Firstly, Let me introduce some vocabulary:
CPC: Cost per click, this is the adsense advertising model. Every time a user clicks on an ad, the advertiser pays the editor.
CPM: Cost per milli (sometimes CPT for cost per thousand), this model is one where a fixed rate is set for 1000 “impressions” (this word is used in ad jargon) of the advertisement. Capping is usually associated to wit this model. Capping is a limit which is set on the number of impressions per user per day. For example, an ad with a 3 cap is viewed at most three times by each specific user.
Fixed Contract: This is a fixed daily (or monthly) charge which is not dependent either on the number of uses or the rates of exchange, etc.
Now let’s look at the choice factor.
I’m an editor, so what do I do?
An editor has to juggle with several parameters: He wants to maximise profits but he is first and foremost a company manager, and therefore he should be able to plan revenues over the medium and sometimes long term if he wishes to have a reasonable and coherent development strategy.
In order to do that, it is important to eliminate, as much as possible, the non-controllable factors in that specific environment which might have an impact on revenues.
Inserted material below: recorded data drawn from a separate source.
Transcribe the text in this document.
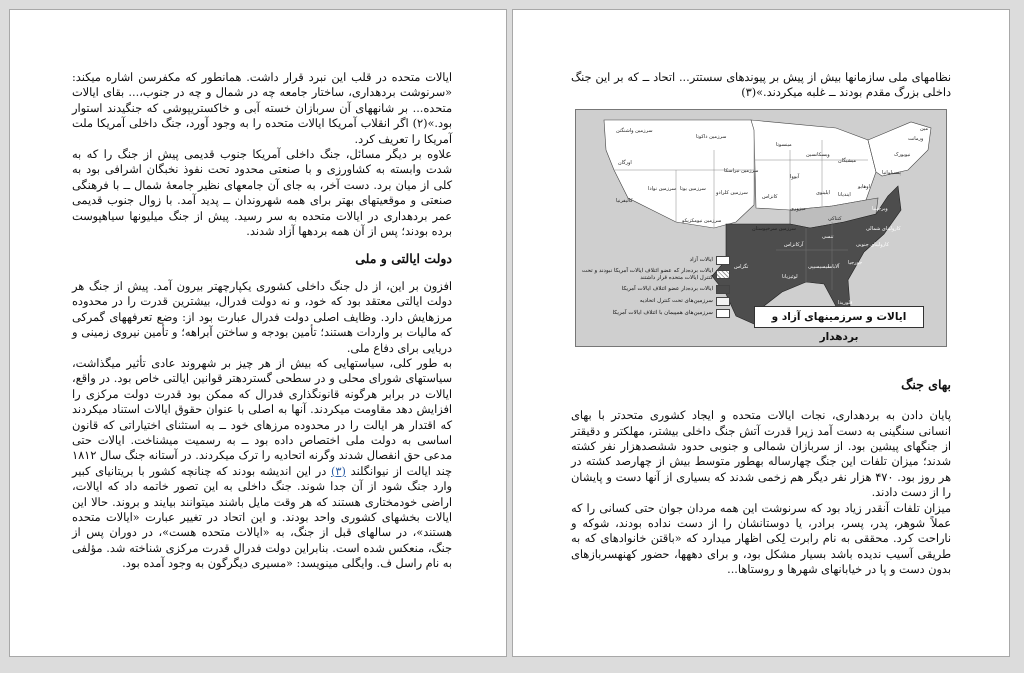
ایالات متحده در قلب این نبرد قرار داشت. همانطور که مکفرسن اشاره میکند: «سرنوشت بردهداری، ساختار جامعه چه در شمال و چه در جنوب،... بقای ایالات متحده... بر شانههای آن سربازان خسته آبی و خاکستریپوشی که جنگیدند استوار بود.»(۲) اگر انقلاب آمریکا ایالات متحده را به وجود آورد، جنگ داخلی آمریکا ملت آمریکا را تعریف کرد.

علاوه بر دیگر مسائل، جنگ داخلی آمریکا جنوب قدیمی پیش از جنگ را که به شدت وابسته به کشاورزی و با صنعتی محدود تحت نفوذ نخبگان اشرافی بود به کلی از میان برد. دست آخر، به جای آن جامعهای نظیر جامعهٔ شمال ــ با فرهنگی صنعتی و موقعیتهای بهتر برای همه شهروندان ــ پدید آمد. با زوال جنوب قدیمی عمر بردهداری در ایالات متحده به سر رسید. پیش از جنگ میلیونها سیاهپوست برده بودند؛ پس از آن همه بردهها آزاد شدند.

دولت ایالتی و ملی

افزون بر این، از دل جنگ داخلی کشوری یکپارچهتر بیرون آمد. پیش از جنگ هر دولت ایالتی معتقد بود که خود، و نه دولت فدرال، بیشترین قدرت را در محدوده مرزهایش دارد. وظایف اصلی دولت فدرال عبارت بود از: وضع تعرفههای گمرکی که مالیات بر واردات هستند؛ تأمین بودجه و ساختن آبراهه؛ و تأمین نیروی زمینی و دریایی برای دفاع ملی.

به طور کلی، سیاستهایی که بیش از هر چیز بر شهروند عادی تأثیر میگذاشت، سیاستهای شورای محلی و در سطحی گستردهتر قوانین ایالتی خاص بود. در واقع، ایالات در برابر هرگونه قانونگذاری فدرال که ممکن بود قدرت دولت مرکزی را افزایش دهد مقاومت میکردند. آنها به اصلی با عنوان حقوق ایالات استناد میکردند که اقتدار هر ایالت را در محدوده مرزهای خود ــ به استثنای اختیاراتی که قانون اساسی به دولت ملی اختصاص داده بود ــ به رسمیت میشناخت. ایالات حتی مدعی حق انفصال شدند وگرنه اتحادیه را ترک میکردند. در آستانه جنگ سال ۱۸۱۲ چند ایالت از نیوانگلند (۳) در این اندیشه بودند که چنانچه کشور با بریتانیای کبیر وارد جنگ شود از آن جدا شوند. جنگ داخلی به این تصور خاتمه داد که ایالات، اراضی خودمختاری هستند که هر وقت مایل باشند میتوانند بیایند و بروند. حالا این ایالات بخشهای کشوری واحد بودند. و این اتحاد در تغییر عبارت «ایالات متحده هستند»، در سالهای قبل از جنگ، به «ایالات متحده هست»، در دوران پس از جنگ، منعکس شده است. بنابراین دولت فدرال قدرت مرکزی شناخته شد. مؤلفی به نام راسل ف. وایگلی مینویسد: «مسیری دیگرگون به وجود آمده بود.

نظامهای ملی سازمانها بیش از پیش بر پیوندهای سستتر... اتحاد ــ که بر این جنگ داخلی بزرگ مقدم بودند ــ غلبه میکردند.»(۳)

سرزمین واشنگتن
اورگان
سرزمین داکوتا
مینسوتا
کالیفرنیا
سرزمین نوادا سرزمین یوتا
سرزمین کلرادو
سرزمین نبراسکا
سرزمین نیومکزیکو
کانزاس
آیووا
ویسکانسین
میشیگان
ایلینوی ایندیانا
اوهایو
پنسیلوانیا
نیویورک
ورمانت
مین
تگزاس
آرکانزاس
لوئیزیانا
میسیسیپی
آلاباما
جورجیا
فلوریدا
تنسی
کنتاکی
ویرجینیا
کارولینای شمالی
کارولینای جنوبی
میزوری
سرزمین سرخپوستان
ایالات آزاد
ایالات برده‌دار که عضو ائتلاف ایالات آمریکا نبودند و تحت کنترل ایالات متحده قرار داشتند
ایالات برده‌دار عضو ائتلاف ایالات آمریکا
سرزمین‌های تحت کنترل اتحادیه
سرزمین‌های همپیمان با ائتلاف ایالات آمریکا	ایالات و سرزمینهای آزاد و بردهدار
بهای جنگ

پایان دادن به بردهداری، نجات ایالات متحده و ایجاد کشوری متحدتر با بهای انسانی سنگینی به دست آمد زیرا قدرت آتش جنگ داخلی بیشتر، مهلکتر و دقیقتر از جنگهای پیشین بود. از سربازان شمالی و جنوبی حدود ششصدهزار نفر کشته شدند؛ میزان تلفات این جنگ چهارساله بهطور متوسط بیش از چهارصد کشته در هر روز بود. ۴۷۰ هزار نفر دیگر هم زخمی شدند که بسیاری از آنها دست و پایشان را از دست دادند.

میزان تلفات آنقدر زیاد بود که سرنوشت این همه مردان جوان حتی کسانی را که عملاً شوهر، پدر، پسر، برادر، یا دوستانشان را از دست نداده بودند، شوکه و ناراحت کرد. محققی به نام رابرت لِکی اظهار میدارد که «باقتن خانوادهای که به طریقی آسیب ندیده باشد بسیار مشکل بود، و برای دههها، حضور کهنهسربازهای بدون دست و پا در خیابانهای شهرها و روستاها...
If you take a closer look, the CPC model is, from that point of view, a pain. Why? Because it is impossible to have any control on the number of viewers (obviously) or clicks. Even if the latter can be increased with in site criteria, the crucial quality in question here is that of the advertiser, and that is beyond the editor’s control. The CPM model on the other hand, gets around at least one of these problems and strategy can be planned more easily. As for the Fixed Contract model, well, Bingo!
In short, I’m an editor, so first I look for fixed contracts with customers, then CPM and lastly, for CPC.
If we end up having to use CPC, it would be just as well to control the entire process and use affiliated sales techniques. Also, as an editor, CPM advertising is more advantageous since it is often linked to powerful groups with strong brands and their aura reflects on the website.
I’m an advertiser, so what do I do?
Here the question is different and the answer to it will depend on the sector of activity. Anyone with online activity (e-commerce for example) should use CPC. This is the only means of controlling the customer targeting expenses. This way we only pay for potential customers who have just initiated the buying process…
But, an advertising body who wants to make a name for itself must use a CPM website or Fixed rates, that way it knows exactly how much its publicity campaign will cost. A well known company and which doesn’t sell online is a typical example of a an advertiser using CPM. Another closely related method is sponsoring (of blogs for example), and is used mainly to build a brand/company image.
To summarise: If I am comfortable with the conversion notion, then I use CPC, if that is not the case, then I pay for CPM or use a fixed contract.